Thalidomide is a relatively new addition to the armory in the treatment of GIAD, with the placebo-controlled randomized trial published by Chen et al[19] in The New England Journal of Medicine providing the catalyst sparking further research into the area of treatment of GIAD. In their multi-center, double-blind, randomized, placebo-controlled trial, they were able to demonstrate an ‘effective response’ to thalidomide in patients with GIAD, defined as a reduction of at least 50% in the number of bleeding episodes in the year post thalidomide treatment. Similarly to the presented study by Sun et al[8], patients with cirrhosis or renal failure were excluded in the treatment group highlighting a similarity in patient cohorts. Further meta-analysis data has reinforced these findings, with Song et al[20] reporting on an improved mean change in haemoglobin levels without severe adverse effects in those treated with thalidomide for GIAD. Outside of Asia, the literature pertaining to the use of thalidomide in GIAD is limited to case series and as such this does pose a potential future research direction in the field of GIAD pharmacotherapy[18].
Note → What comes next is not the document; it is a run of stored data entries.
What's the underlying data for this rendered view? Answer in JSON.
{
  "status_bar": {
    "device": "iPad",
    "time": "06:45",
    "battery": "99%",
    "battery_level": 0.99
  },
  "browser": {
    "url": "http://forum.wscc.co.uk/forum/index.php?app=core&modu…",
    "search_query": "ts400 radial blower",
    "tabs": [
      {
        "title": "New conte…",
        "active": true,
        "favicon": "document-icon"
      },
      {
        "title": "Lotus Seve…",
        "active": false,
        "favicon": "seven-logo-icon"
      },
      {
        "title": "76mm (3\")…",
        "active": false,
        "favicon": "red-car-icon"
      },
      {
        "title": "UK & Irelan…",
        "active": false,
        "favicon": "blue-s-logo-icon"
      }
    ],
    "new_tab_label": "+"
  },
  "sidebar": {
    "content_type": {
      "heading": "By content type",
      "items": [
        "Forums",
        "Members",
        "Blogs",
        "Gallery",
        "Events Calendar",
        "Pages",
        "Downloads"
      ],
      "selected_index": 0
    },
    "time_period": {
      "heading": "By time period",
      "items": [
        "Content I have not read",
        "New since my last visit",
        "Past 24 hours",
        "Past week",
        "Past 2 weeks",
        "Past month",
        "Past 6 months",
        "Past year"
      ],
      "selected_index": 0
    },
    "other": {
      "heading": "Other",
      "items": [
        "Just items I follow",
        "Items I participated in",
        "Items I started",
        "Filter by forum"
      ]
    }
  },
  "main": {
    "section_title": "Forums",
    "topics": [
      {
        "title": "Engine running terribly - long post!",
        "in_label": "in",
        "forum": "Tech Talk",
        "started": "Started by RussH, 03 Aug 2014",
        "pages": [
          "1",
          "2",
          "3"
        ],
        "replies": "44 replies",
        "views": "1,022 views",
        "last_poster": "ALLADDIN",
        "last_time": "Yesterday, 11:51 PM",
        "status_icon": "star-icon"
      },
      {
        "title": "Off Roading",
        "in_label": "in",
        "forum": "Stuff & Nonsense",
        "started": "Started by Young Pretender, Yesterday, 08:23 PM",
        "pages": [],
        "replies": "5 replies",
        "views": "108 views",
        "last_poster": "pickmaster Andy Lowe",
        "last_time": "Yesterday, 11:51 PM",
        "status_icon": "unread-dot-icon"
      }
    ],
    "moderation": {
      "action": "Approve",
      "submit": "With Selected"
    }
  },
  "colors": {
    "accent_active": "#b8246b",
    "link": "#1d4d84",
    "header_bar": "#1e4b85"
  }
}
Bevacizumab, a humanized anti-VEGF monoclonal antibody that bind specifically to VEGF thus negating its action on endothelial VEGF receptors, has previously demonstrated efficacy in the treatment of gastric antral vascular ectasia and hereditary haemorrhagic telangiectasia[21-23]. In the case of GIAD, studies are limited to case reports, case series and small retrospective studies, however based on limited studies with small sample sizes and likely publication bias, preliminary data is promising with a reduction in red cell transfusion requirements and the need for endoscopic procedures[21,24,25]. Given the limited evidence along with the risk of thromboembolism, bowel perforation, nephropathy and bleeding, it is difficult to justify the use of bevacizumab outside the realm of the research setting and as such further prospective randomized controlled trials need to be undertaken prior to its routine use in patients with GIAD.